Le Brexit entre dans le dur

Il aura donc fallu deux ans au gouvernement britannique pour accoucher d’une stratégie à peu près cohérente de sortie de l’Union européenne. C’est avant le vote fatidique du 23 juin 2016 que les partisans du repli sur soi auraient dû présenter une telle feuille de route, s’ils s’étaient montrés à la hauteur du rendez-vous historique qu’ils promettaient à leurs concitoyens. Du moins la direction est-elle aujourd’hui claire : la Première ministre Theresa May a fait le choix d’un « soft Brexit », fût-ce au prix d’une défection de deux poids lourds de sa majorité, Boris Johnson et David Davis. Mais à quelques mois du jour J, les obstacles dressés sur le chemin sont encore si nombreux que les acteurs de l’économie, déjà plongés dans la complexité opérationnelle et juridique de ce processus (lire notre Enquête p.28), doivent se préparer au pire.
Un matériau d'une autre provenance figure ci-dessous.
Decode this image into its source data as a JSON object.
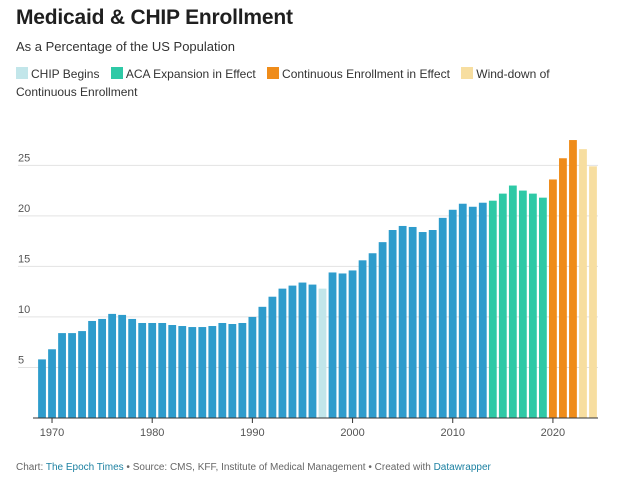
{
  "title": "Medicaid & CHIP Enrollment",
  "subtitle": "As a Percentage of the US Population",
  "legend": [
    {
      "label": "CHIP Begins",
      "color": "#c2e6ea"
    },
    {
      "label": "ACA Expansion in Effect",
      "color": "#2ec9a6"
    },
    {
      "label": "Continuous Enrollment in Effect",
      "color": "#ef8c1a"
    },
    {
      "label": "Wind-down of Continuous Enrollment",
      "color": "#f7dea0"
    }
  ],
  "footer": {
    "chart_prefix": "Chart: ",
    "chart_source": "The Epoch Times",
    "middle": " • Source: CMS, KFF, Institute of Medical Management • Created with ",
    "tool": "Datawrapper"
  },
  "chart_data": {
    "type": "bar",
    "title": "Medicaid & CHIP Enrollment",
    "subtitle": "As a Percentage of the US Population",
    "xlabel": "",
    "ylabel": "",
    "ylim": [
      0,
      28
    ],
    "yticks": [
      5,
      10,
      15,
      20,
      25
    ],
    "xticks": [
      1970,
      1980,
      1990,
      2000,
      2010,
      2020
    ],
    "xlim": [
      1969,
      2024
    ],
    "grid": true,
    "legend_position": "top",
    "colors": {
      "base": "#2e9ccc",
      "chip": "#c2e6ea",
      "aca": "#2ec9a6",
      "continuous": "#ef8c1a",
      "winddown": "#f7dea0"
    },
    "years": [
      1969,
      1970,
      1971,
      1972,
      1973,
      1974,
      1975,
      1976,
      1977,
      1978,
      1979,
      1980,
      1981,
      1982,
      1983,
      1984,
      1985,
      1986,
      1987,
      1988,
      1989,
      1990,
      1991,
      1992,
      1993,
      1994,
      1995,
      1996,
      1997,
      1998,
      1999,
      2000,
      2001,
      2002,
      2003,
      2004,
      2005,
      2006,
      2007,
      2008,
      2009,
      2010,
      2011,
      2012,
      2013,
      2014,
      2015,
      2016,
      2017,
      2018,
      2019,
      2020,
      2021,
      2022,
      2023,
      2024
    ],
    "values": [
      5.8,
      6.8,
      8.4,
      8.4,
      8.6,
      9.6,
      9.8,
      10.3,
      10.2,
      9.8,
      9.4,
      9.4,
      9.4,
      9.2,
      9.1,
      9.0,
      9.0,
      9.1,
      9.4,
      9.3,
      9.4,
      10.0,
      11.0,
      12.0,
      12.8,
      13.1,
      13.4,
      13.2,
      12.8,
      14.4,
      14.3,
      14.6,
      15.6,
      16.3,
      17.4,
      18.6,
      19.0,
      18.9,
      18.4,
      18.6,
      19.8,
      20.6,
      21.2,
      20.9,
      21.3,
      21.5,
      22.2,
      23.0,
      22.5,
      22.2,
      21.8,
      23.6,
      25.7,
      27.5,
      26.6,
      24.9
    ],
    "categories": [
      "base",
      "base",
      "base",
      "base",
      "base",
      "base",
      "base",
      "base",
      "base",
      "base",
      "base",
      "base",
      "base",
      "base",
      "base",
      "base",
      "base",
      "base",
      "base",
      "base",
      "base",
      "base",
      "base",
      "base",
      "base",
      "base",
      "base",
      "base",
      "chip",
      "base",
      "base",
      "base",
      "base",
      "base",
      "base",
      "base",
      "base",
      "base",
      "base",
      "base",
      "base",
      "base",
      "base",
      "base",
      "base",
      "aca",
      "aca",
      "aca",
      "aca",
      "aca",
      "aca",
      "continuous",
      "continuous",
      "continuous",
      "winddown",
      "winddown"
    ]
  }
}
Rien ne dit en effet que l’Union européenne et le Parlement britannique agréeront les actuelles propositions du 10, Downing Street. Le livre blanc dévoilé mi-juillet n’apporte toujours pas de réponse convaincante au risque de création d’une frontière dure entre les deux Irlandes, ce que les négociateurs européens ne se privent pas de rappeler. En demandant, pour ses marchandises, le maintien d’une zone de libre-échange, le Royaume-Uni se soumettra de fait aux règles établies par l’Union européenne et affaiblira sa capacité à signer, seul, des traités commerciaux avec des grandes puissances – comme Donald Trump l’a brutalement résumé avec son sens aigu du rapport de force. Cette position de vassal ne peut qu’alimenter le sentiment de trahison chez les tenants d’un Brexit dur, et renforcer l’esprit frondeur qui règne à la Chambre des communes.
La City, elle aussi, peut s’estimer flouée, même si elle s’éveille douloureusement au principe de réalité. Sur le front des services, tout particulièrement financiers, le gouvernement a enfin renoncé à la chimère d’une reconnaissance mutuelle, autre nom d’un passeport européen que le pays n’aurait su décemment conserver. Il se résout à un système d’équivalence comme il en existe tant entre l’Europe et les pays tiers, mais en réclamant un régime amélioré au nom des liens forts qui unissent les marchés de capitaux européens à la place londonienne. Ces procédures d’équivalences, éparpillées entre différentes réglementations sectorielles, sont à l’entière discrétion de la Commission européenne et offrent une protection juridique toute relative. L’occasion est belle de leur donner un cadre plus clair à l’occasion du Brexit. Pour autant, on voit mal ce qui justifierait aux yeux de l’exécutif européen d’accorder à Londres, place financière concurrente de Paris ou Francfort, un traitement de faveur dont ni les Etats-Unis ni la Suisse ne bénéficient à ce stade.
Le plan le moins irréaliste qu’ait produit le Royaume-Uni en deux ans s’expose donc au risque d’un rejet à Bruxelles et dans les parlements nationaux. Quand bien même il passerait cette double épreuve, sa mise en application pratique réclamera sans doute des années d’efforts. Le Brexit dur n’est jamais loin, et un professionnel averti en vaut deux.